Afghanistan 50 Years Ago (Part 2)

Khyber Pass

Further to my recent blog on Afghanistan, I have come across some more old photos of Pakistan and Afghanistan while sorting through the belongings of my mother, who sadly passed away recently.

Here are the Afghan pics from the period 1970-71. They are photos of slides projected on a wall so the resolution is not great but they have a certain vintage quality to them.

Jamil Hotel, Kabul 1970

The Jamil Hotel in Kabul. I don’t know if it is the same place but this is what Lonely Planet says about Jamil Hotel in its latest Kabul guide: ‘This hotel was popular with backpackers until recently, when the police banned it from accepting foreign guests. Rooms have en suite, and although there is sometimes a problem with the water, the management should keep you supplied with buckets.’ Fortunately my parents did not stay there!

Oops!

No sure if this is Afghanistan or Pakistan. Both had equally high incidence of traffic accidents due to overloading, poor maintenance, dangerous roads and lack of driver training.

Typical scenery.
Khyber Rifles

The Khyber Rifles was set up as an auxiliary unit of the British Indian Army to help control the lawless North West Frontier province. After independence, they became part of the Pakistan Army. This is their headquarters, Shagia Fort, near Ali Masjid in Pakistan, photographed by my parents on their way to Afghanistan via the Khyber Pass.

Salang Pass?

The average altitude of Afghanistan is around 4,000 ft but climbs to as much as 20,000 ft in the Hindu Kush mountain range. This looks like a mining or quarrying settlement. And yes, that’s snow in the distance.

Salang Tunnel

This is the anti-avalanche gallery at the approach to the Salang Tunnel cutting through the Hindu Kush mountains about 60 miles north of Kabul. At the time this photo was taken it was the highest road tunnel in the world at an altitude of 11,200 ft. It was built in 1964 by the Soviet Union as part of the Soviet-Afghan Friendship Treaty. It came in handy when the Soviets invaded Afghanistan fifteen years later. The date on the tunnel reads 1343 which corresponds to our 1964. Afghanistan, like Iran, uses the Solar Hijri calendar, unlike most other Muslim countries which recognise the Lunar Hijri calendar.

Kabul 1970.
Desolate mountains and fertile valley. Nice artistic photos by my Mum.

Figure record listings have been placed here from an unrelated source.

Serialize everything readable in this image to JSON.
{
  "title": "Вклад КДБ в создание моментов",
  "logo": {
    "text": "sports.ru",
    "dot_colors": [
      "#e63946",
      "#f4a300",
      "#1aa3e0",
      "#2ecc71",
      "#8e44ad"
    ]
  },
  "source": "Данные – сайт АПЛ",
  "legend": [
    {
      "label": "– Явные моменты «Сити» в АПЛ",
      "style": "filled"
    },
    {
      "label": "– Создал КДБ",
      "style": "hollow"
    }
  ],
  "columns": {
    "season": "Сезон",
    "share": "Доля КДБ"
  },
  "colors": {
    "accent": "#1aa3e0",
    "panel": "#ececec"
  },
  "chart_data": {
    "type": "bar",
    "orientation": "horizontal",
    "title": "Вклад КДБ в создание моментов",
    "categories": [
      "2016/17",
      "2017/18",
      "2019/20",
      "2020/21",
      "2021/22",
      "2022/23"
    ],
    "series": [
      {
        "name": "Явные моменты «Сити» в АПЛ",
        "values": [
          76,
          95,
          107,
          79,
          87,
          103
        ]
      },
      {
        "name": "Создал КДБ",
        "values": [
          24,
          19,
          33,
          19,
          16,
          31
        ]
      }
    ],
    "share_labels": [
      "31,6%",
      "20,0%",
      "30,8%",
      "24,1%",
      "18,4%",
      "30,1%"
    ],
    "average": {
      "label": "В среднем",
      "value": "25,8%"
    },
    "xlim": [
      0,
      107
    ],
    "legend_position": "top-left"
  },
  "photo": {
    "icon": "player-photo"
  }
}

I’ll write something about Pakistan in my next post.

2 thoughts on “Afghanistan 50 Years Ago (Part 2)”

  1. Thanks for the second Afghanistan article, and the many evocative photos. Most interesting but evidently, from what we are to believe, much of a catastrophe now for the souls who live there. I am sorry to hear about the demise of your mother. It does mean that we benefit from a rummage through her papers and photos and that you have renewed memories from childhood days. Thank you again. I hope that happier times are ahead for you soon.